A vosotras, Esclavas de María Inmaculada, la beata Juana Condesa os ha dejado
en herencia la gran sabiduría de saber acercarse a quienes necesitan ayuda
material y espiritual, compartiendo su camino y haciendo que este, por la fuerza
de la fraternidad, lleve a Dios y al mundo que él quiere. Junto con quienes de
un modo u otro comparten vuestras actividades en España, Italia, Panamá,
Chile o Perú, os aliento a seguir dando este tipo de testimonio evangélico.
6. Los problemas de la emigración, las tensiones sociales o la globalización
de nuestros días, el anticlericalismo manifiesto o solapado, permiten
comprender mejor la inspiración que en su día llevó a la beata Dolores Sopeña
a consagrar su vida a la evangelización de los alejados de Dios y de su
Iglesia.
Su afán apostólico le llevó a fundar tres instituciones, hoy unidas en la
"familia Sopeña", que sostienen numerosas obras en España, Italia,
Argentina, Chile, Colombia, Cuba, Ecuador, México, Perú y República
Dominicana, cuyo objetivo principal sigue siendo la promoción y el anuncio de
la buena nueva a las familias del mundo del trabajo, no tan carentes de formación
como en otro tiempo, pero siempre necesitadas de Jesucristo.
7. Con afecto cordial saludo a los peregrinos que han venido a Roma con
ocasión de la beatificación de Ladislao Batthyány-Strattmann. El recuerdo de
este nuevo beato -que está unido tanto al pueblo húngaro como al austriaco- y
su testimonio subrayan una vez más cuán importante es para la paz y para la
anhelada construcción de la casa común europea, la defensa y la promoción de
los valores cristianos, de los que él vivió. Que el nuevo beato no sólo sea
para vosotros un protector al cual invocar, sino también un ejemplo que es
preciso imitar para seguir con valentía la llamada de Dios.
Queridos peregrinos de lengua húngara, como el beato Ladislao Batthyány-Strattmann,
sed también vosotros fieles a la misión recibida al servicio del Evangelio.

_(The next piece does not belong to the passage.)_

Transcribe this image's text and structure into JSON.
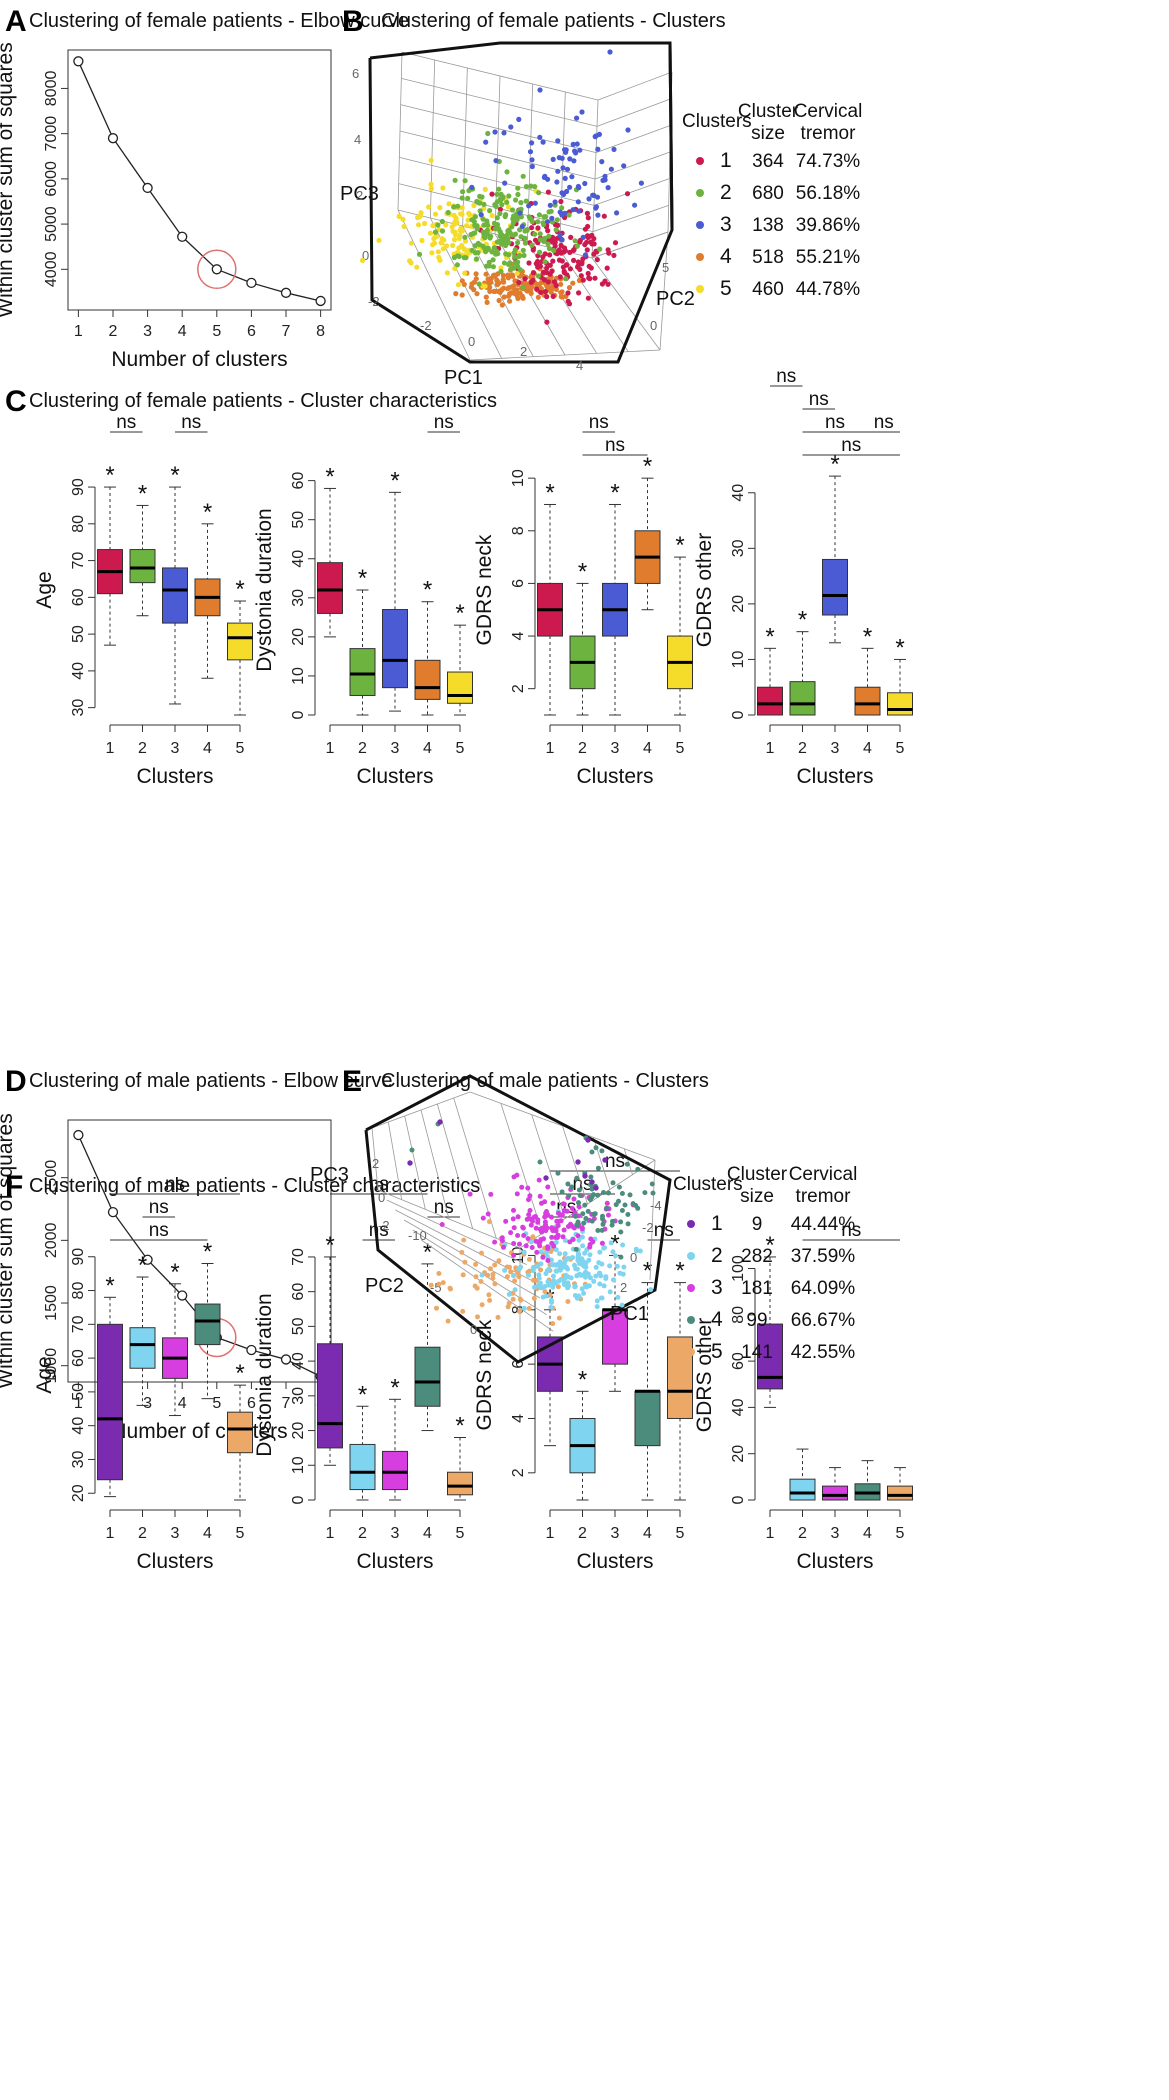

8. En este ambiente festivo tiene lugar la entrega al arzobispo de Valencia
del "icono de la Sagrada Familia", símbolo de los Encuentros
mundiales de las familias, aquí traído por el cardenal Alfonso López Trujillo
desde Manila. A monseñor Agustín García-Gasco, a sus colaboradores, a las
autoridades aquí presentes, a todos los fieles valencianos, les agradezco el
entusiasmo demostrado desde la designación de Valencia como sede del próximo
Encuentro, y animo y bendigo los trabajos e iniciativas que llevarán a término
para el buen éxito. Que la contemplación de esta imagen a lo largo de estos años
preparatorios os sirva de inspiración para seguir trabajando en la defensa y
promoción de la institución familiar, tan necesaria para que pueda llevar
adelante el cometido que Dios le encomendó, y sea "gaudium et
spes", gozo y esperanza de la humanidad, escuela de transmisión de los
genuinos valores que el hombre necesita, y lugar de acogida de la vida.
9. Amadísimos hermanos y hermanas, implorando la intercesión de los
nuevos beatos para que nos acompañen en el itinerario diario de la vida
cristiana, os bendigo con afecto a vosotros, a vuestros seres queridos y a las
comunidades cristianas de las que provenís.